Hatta S.T.A.L.K.E.R. gibi bir hikâyenin neden devam etmesi gerektiğini anlamak için böylesine bir yazıya bile ihtiyacınız yok! Gidin, edinin oyunu! Oynayın. Azıcık keşfedin; sonra onca S.T.A.L.K.E.R. delisinin ne demek istediğini anlayacaksınız. Ha, yok ben illa çok şahane bir sebep istiyorum diyorsanız; S.T.A.L.K.E.R. serisi, 20. yüzyılın Sovyet bilim kurgu edebiyatını bilgisayar oyunu sektörüne yansıtan belki de en başarılı seridir. Neden mi böyle dedim? Çünkü gerek ismini gerek karakter tasarımını, çeşitli elementlerini ve elbette ki temel aldığı felsefesini, Andrei Tarkovsky’nin aynı isimle (noktalar olmaksızın) anılan Stalker adlı eserinden alır. Tarkovsky’nin Stalker’ı da aslen Arkady & Boris Strugatsky’nin Uzayda Piknik eserinden esinlendiği düşünülürse… Eh, Uzayda Piknik’in de tüm zamanların en başarılı Sovyet bilim kurgu hikâyelerinden sayılması durumu da var… Siz durumu anladınız. Koşun oynayın bunu.
WARHAMMER ONLINE
(Agmand – Altuğ Can Onat)
World of Warcraft’ın geride bıraktığı yıllar boyunca harcadığı birçok MMO oldu. Warhammer Online da maalesef bu furyada yer alan MMO’lardan biriydi. Hatta WoW’un sıkı rakipleri arasında en çok kaybeden Warhammer Online oldu denebilir çünkü birçok MMO bedava yapılarak veya yeni içerikler sunularak sürdürülürken Warhammer Online sunucularını tamamen kapatıp yarıştan çekildi.

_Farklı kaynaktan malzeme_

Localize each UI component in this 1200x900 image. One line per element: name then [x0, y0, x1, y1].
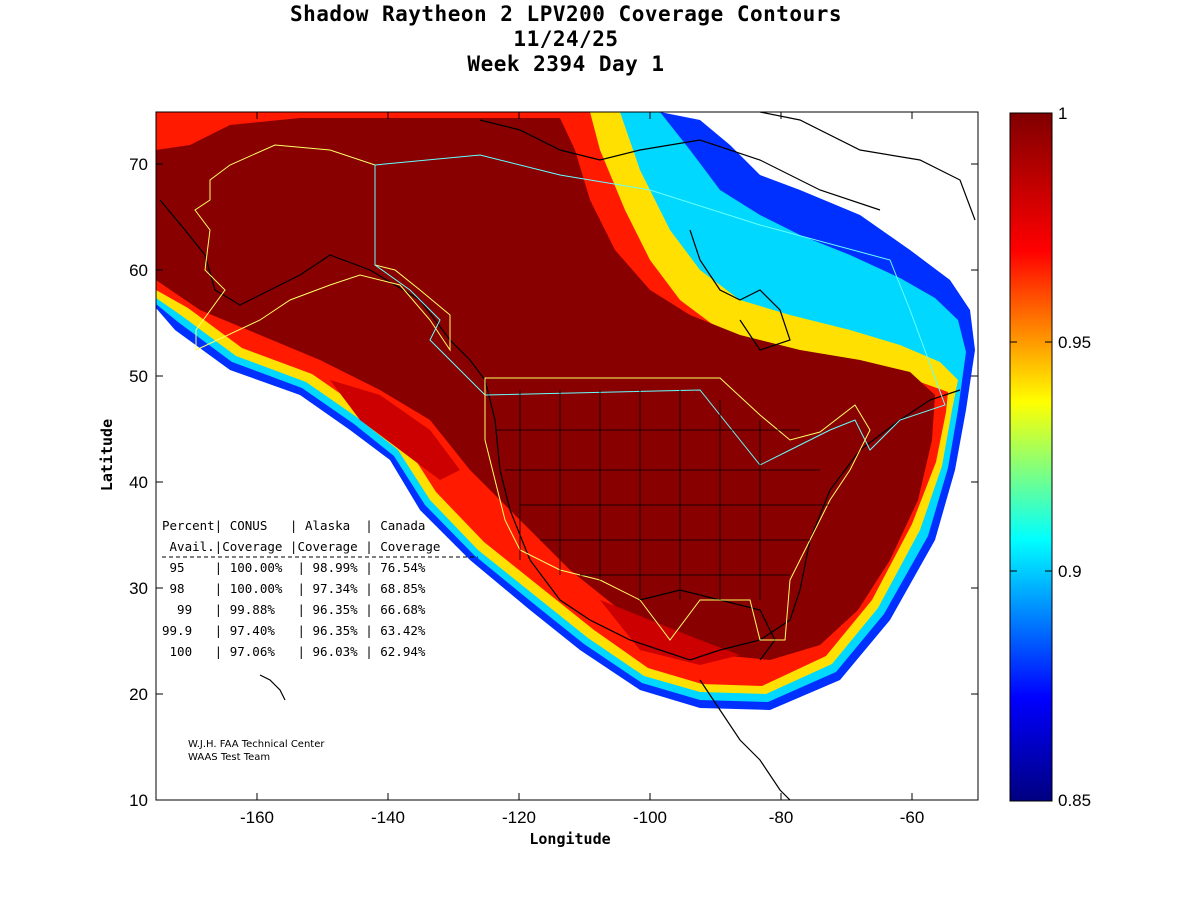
y-tick-label: 60 [129, 261, 148, 280]
x-axis-ticks [256, 112, 913, 800]
x-tick-label: -120 [502, 808, 536, 827]
coverage-table: Percent| CONUS | Alaska | Canada Avail.|… [162, 518, 478, 659]
contour-pocket-red-1 [330, 380, 460, 480]
conus-boundary [484, 377, 871, 641]
table-header-row2: Avail.|Coverage |Coverage | Coverage [162, 539, 440, 554]
arctic-islands [479, 119, 881, 211]
y-axis-title: Latitude [98, 419, 116, 491]
y-axis-tick-labels: 10 20 30 40 50 60 70 [129, 155, 148, 810]
colorbar-label: 0.85 [1058, 791, 1091, 810]
y-tick-label: 10 [129, 791, 148, 810]
hawaii [259, 674, 286, 701]
y-tick-label: 40 [129, 473, 148, 492]
plot-frame [155, 111, 979, 801]
colorbar [1009, 112, 1053, 802]
coverage-contours [156, 112, 975, 710]
region-boundaries [194, 144, 946, 641]
colorbar-label: 1 [1058, 104, 1067, 123]
hudson-bay [689, 229, 791, 351]
chart-date: 11/24/25 [513, 27, 619, 51]
x-axis-title: Longitude [529, 830, 610, 848]
table-row: 100 | 97.06% | 96.03% | 62.94% [162, 644, 426, 659]
table-row: 95 | 100.00% | 98.99% | 76.54% [162, 560, 426, 575]
contour-pocket-red-2 [600, 600, 740, 665]
x-axis-tick-labels: -160 -140 -120 -100 -80 -60 [240, 808, 924, 827]
credit-line2: WAAS Test Team [188, 752, 270, 763]
table-row: 98 | 100.00% | 97.34% | 68.85% [162, 581, 426, 596]
table-row: 99.9 | 97.40% | 96.35% | 63.42% [162, 623, 426, 638]
canada-boundary [374, 154, 946, 466]
state-lines [495, 390, 830, 600]
credit-line1: W.J.H. FAA Technical Center [188, 739, 325, 750]
y-axis-ticks [156, 163, 978, 801]
y-tick-label: 30 [129, 579, 148, 598]
central-america [699, 679, 791, 800]
colorbar-ticks [1010, 341, 1052, 572]
table-row: 99 | 99.88% | 96.35% | 66.68% [162, 602, 426, 617]
x-tick-label: -140 [371, 808, 405, 827]
x-tick-label: -80 [769, 808, 794, 827]
table-header-row1: Percent| CONUS | Alaska | Canada [162, 518, 425, 533]
contour-band-darkred [156, 118, 935, 660]
y-tick-label: 50 [129, 367, 148, 386]
greenland [759, 112, 976, 221]
gulf-coast [639, 589, 776, 661]
chart-week-day: Week 2394 Day 1 [467, 52, 665, 76]
chart-title: Shadow Raytheon 2 LPV200 Coverage Contou… [289, 2, 842, 26]
x-tick-label: -100 [633, 808, 667, 827]
y-tick-label: 20 [129, 685, 148, 704]
x-tick-label: -160 [240, 808, 274, 827]
colorbar-label: 0.9 [1058, 562, 1082, 581]
colorbar-label: 0.95 [1058, 333, 1091, 352]
x-tick-label: -60 [900, 808, 925, 827]
y-tick-label: 70 [129, 155, 148, 174]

Warhammer Online, yine savaşan iki tarafın olduğu hikâye anlatımı, ırklara özel sınıf seçimi ve hâlâ dengi yapılamayan PvP sistemiyle en çok keyif aldığım MMO’lardan biriydi. Özellikle benzer özellikteki sınıfların ırka, hatta cinsiyete göre farklı konseptlerle sunulması çok orijinal bir özellikti. PvP sistemi oyunda sürekli world pvp yaşamaya imkan veriyordu, ki bu piyasaya hakim MMO’ların hâlen tam olarak çözemediği bir konu bana kalırsa. PvE sisteminin önemli bir parçası olan public questler ise o dönemde hiçbir MMO’da bulunmuyordu ve bir grupta olmayı gerektirmeden aynı bölgede aşamalı görevler yapabilmeyi sağlıyordu.

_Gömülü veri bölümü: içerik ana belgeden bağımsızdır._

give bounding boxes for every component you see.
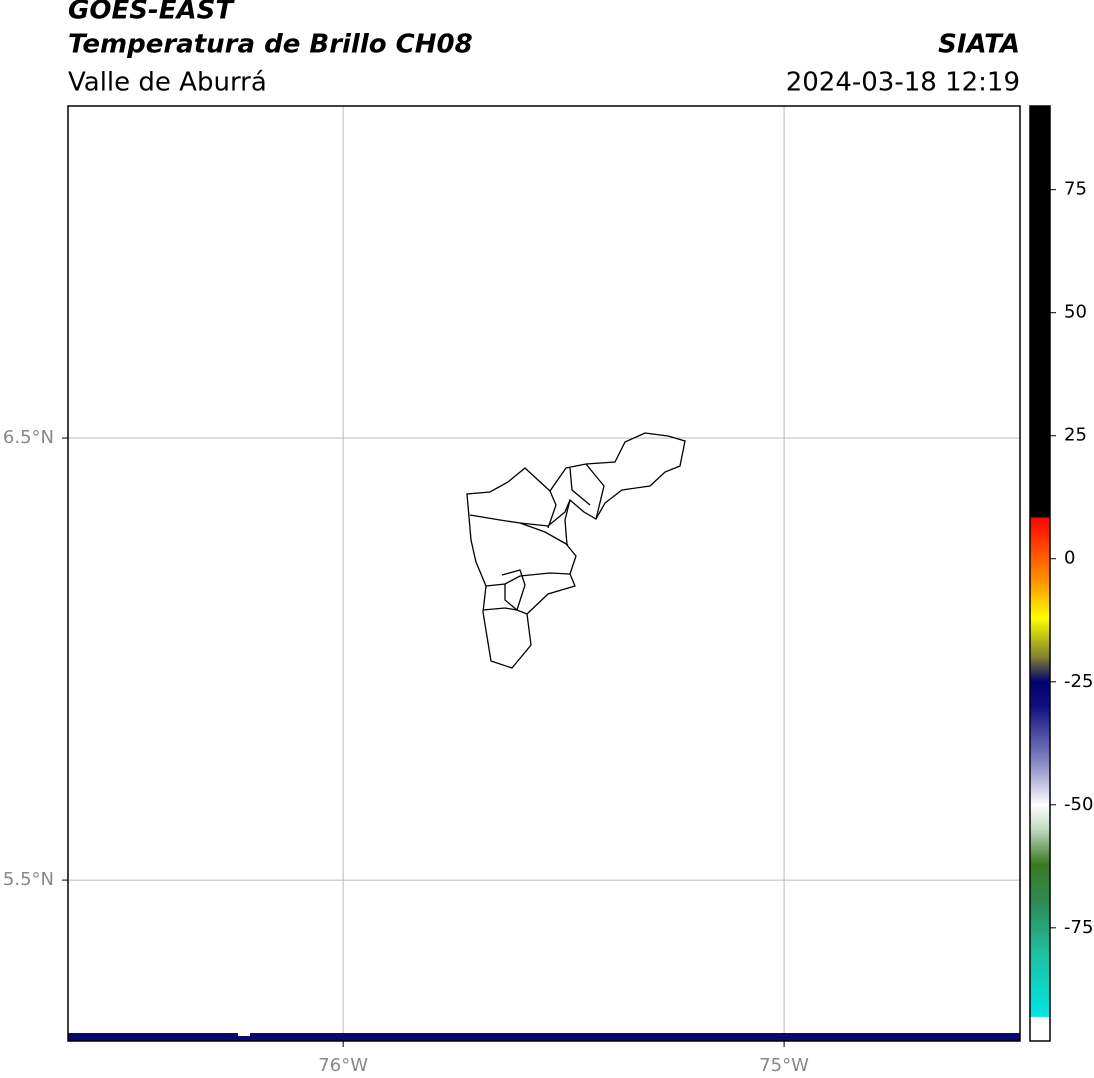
colorbar-segment bbox=[1030, 617, 1050, 658]
colorbar-segment bbox=[1030, 106, 1050, 518]
region: Valle de Aburrá bbox=[68, 68, 267, 98]
colorbar-tick-label: 25 bbox=[1064, 425, 1087, 446]
map-frame bbox=[67, 105, 1021, 1042]
inner-boundary bbox=[469, 463, 605, 615]
colorbar-segment bbox=[1030, 706, 1050, 766]
y-tick-label: 5.5°N bbox=[3, 869, 54, 890]
x-tick-label: 76°W bbox=[318, 1055, 368, 1076]
colorbar-tick-label: 0 bbox=[1064, 548, 1075, 569]
municipality-outlines bbox=[466, 432, 686, 669]
colorbar-tick-label: -25 bbox=[1064, 671, 1093, 692]
satellite-strip bbox=[68, 1033, 1020, 1041]
region-outline bbox=[466, 432, 686, 669]
source: SIATA bbox=[938, 30, 1020, 60]
y-tick-label: 6.5°N bbox=[3, 427, 54, 448]
datetime: 2024-03-18 12:19 bbox=[786, 68, 1020, 98]
colorbar-segment bbox=[1030, 829, 1050, 865]
colorbar-segment bbox=[1030, 952, 1050, 1017]
colorbar-segment bbox=[1030, 583, 1050, 619]
title: GOES-EAST bbox=[68, 0, 235, 26]
colorbar-segment bbox=[1030, 804, 1050, 830]
colorbar-segment bbox=[1030, 903, 1050, 953]
colorbar-segment bbox=[1030, 1016, 1050, 1042]
colorbar-frame bbox=[1029, 105, 1051, 1042]
colorbar-segment bbox=[1030, 657, 1050, 683]
colorbar-tick-label: 50 bbox=[1064, 302, 1087, 323]
colorbar-tick-label: 75 bbox=[1064, 179, 1087, 200]
colorbar-segment bbox=[1030, 863, 1050, 904]
x-tick-label: 75°W bbox=[759, 1055, 809, 1076]
colorbar-tick-label: -75 bbox=[1064, 917, 1093, 938]
colorbar-tick-label: -50 bbox=[1064, 794, 1093, 815]
colorbar-segment bbox=[1030, 681, 1050, 707]
subtitle: Temperatura de Brillo CH08 bbox=[68, 30, 473, 60]
colorbar-segment bbox=[1030, 765, 1050, 806]
satellite-gap bbox=[238, 1033, 250, 1036]
colorbar-segment bbox=[1030, 516, 1050, 584]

Bu ilginç niteliklerle birlikte birçok MMO’da bulunan benzer özelliklerin de çoğuna sahip olan Warhammer Online’ın rakipleri karşısında yenilerek çekilmesi gerçekten üzücü bir durum. Sonuçta WoW piyasadaki tek MMO değil ve ikinciliği kesin olarak elinde tutan bir MMO bulunmuyor. Zaten Warhammer Online çıktığında “World of Warcraft MMO’ların kralıysa, Warhammer Online MMO’ların prensidir” deniyordu. Warhammer Online’ın bu iddiasını sürdürüp yeni expansionlarla grafiklerini geliştirmesini ve hikâyesini ilerletmesini beklerdim. Özellikle WoW’un genişleme paketleri arası verdiği uzun aralarda çekilen MMO eksikliğini harika bir şekilde doldurabilir ve ikincilik tahtına oturabilirdi.
Oldukça köklü olan Warhammer markasının çeşitli kulvarlarda yoluna devam ettiği düşünülürse bu hâlâ mümkün olabilir. Geçmişteki hatalardan ders alıp günümüze uygun grafikler ve üyelik olmayan bir ödeme yöntemiyle çıkacak yeni nesil bir Warhammer MMO’su piyasada kendine sağlam bir yer bulacaktır. Legion’ın çıktığı şu dönem bu atılım için uygun zaman olmasa da WoW’un ölü olduğu dönemlerde geri dönecek yeni bir Warhammer Online tüm MMO severleri sevindirecektir.